Some of you may have heard the wisdom of the spiritual teacher Ram Dass, who famously says “if you think that you are enlightened, go home and spend a week with your family.” The truth is that oftentimes we have a much easier time welcoming people that we do not know than we do welcoming our very own. I know of family members who live one street apart from one another and only see each other a couple of times a year. I know of families who because of their political disagreements have stopped coming together for meals. And I am sure that many of you could share a tale of unwelcoming within your own families.
And then there is the level of welcoming our very own self. We struggle on the individual level with welcoming our feelings and emotions, welcoming the challenges and the sorrows, welcoming the depth of joys and sorrows that come to our door each day, welcoming with open arms the experiences of being human and of touching the divine in the midst of this human mess. The Sufi poet Rumi’s poem “The Guest House” is a beautiful invitation to welcome the myriad moments and challenges of being human. I have seen the poem posted in retreat centers, therapists’ offices, and even on a priest’s wall. I think that when you see something in so many different places, God is telling you to pay attention. So here it is:

The Guest House

This being human is a guest house.
Every morning a new arrival.

A joy, a depression, a meanness,
some momentary awareness comes
as an unexpected visitor.

Welcome and entertain them all!
Even if they’re a crowd of sorrows,
who violently sweep your house
empty of its furniture,
still treat each guest honorably.
He may be clearing you out
for some new delight.

The dark thought, the shame, the malice,
meet them at the door laughing,
and invite them in.

Be grateful for whoever comes,
because each has been sent
as a guide from beyond.

 

Jalāl ad-Dīn Muhammad Rūmī was a 13th century Persian theologian and Sufi mystic. A couple of weeks ago I found myself at a Sufi retreat center in upstate New York. I had been invited to attend an inter-religious dialogue retreat with 6 male and 6 female leaders from different religious traditions. I did not know what to expect, but I am so grateful that I said “yes.” In those six days we shared our stories, experiences, worries, expectations, and visions for the future of religion. One of the participants was a practicing shaman trained by Purepecha, Xochimilco and Toltec elders in traditional medicine. She shared a story with me about a healing retreat that had taken place in California where indigenous peoples and white Americans were invited to dialogue and restore relationships across cultural boundaries. One of the exercises in this retreat was a written inquiry addressing cultural commitments and decision making. She told me that the result of the study revealed that the driving force for decision making in white Americans was the feeling of isolation, and the driving force for decision making in indigenous cultures was community wholeness. As she was saying these words, I began to cry, because I knew that what she was saying was true, and I did not want it to be true.
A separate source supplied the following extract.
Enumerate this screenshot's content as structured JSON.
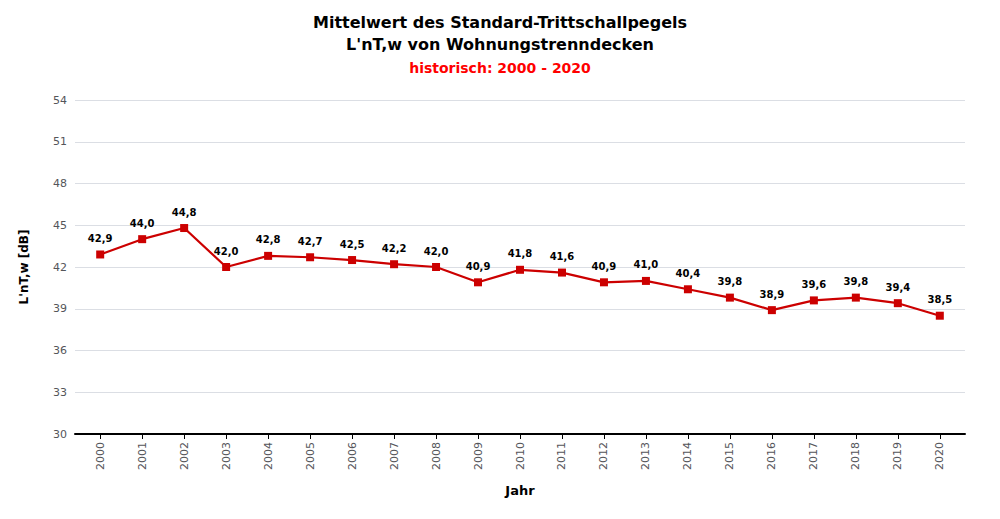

Welcome. There are so many levels of welcome. How do we welcome outsiders? How do we welcome each other within our very own communities and families? And how do we welcome ourselves? As we go forth on this day, may we consider the many levels of welcome, and may we listen to the call of Christ to welcome each other, to welcome ourselves, in whatever state of being we find ourselves today, and to welcome God into our hearts so that we may indeed shine forth the wholeness that the world so deeply desires.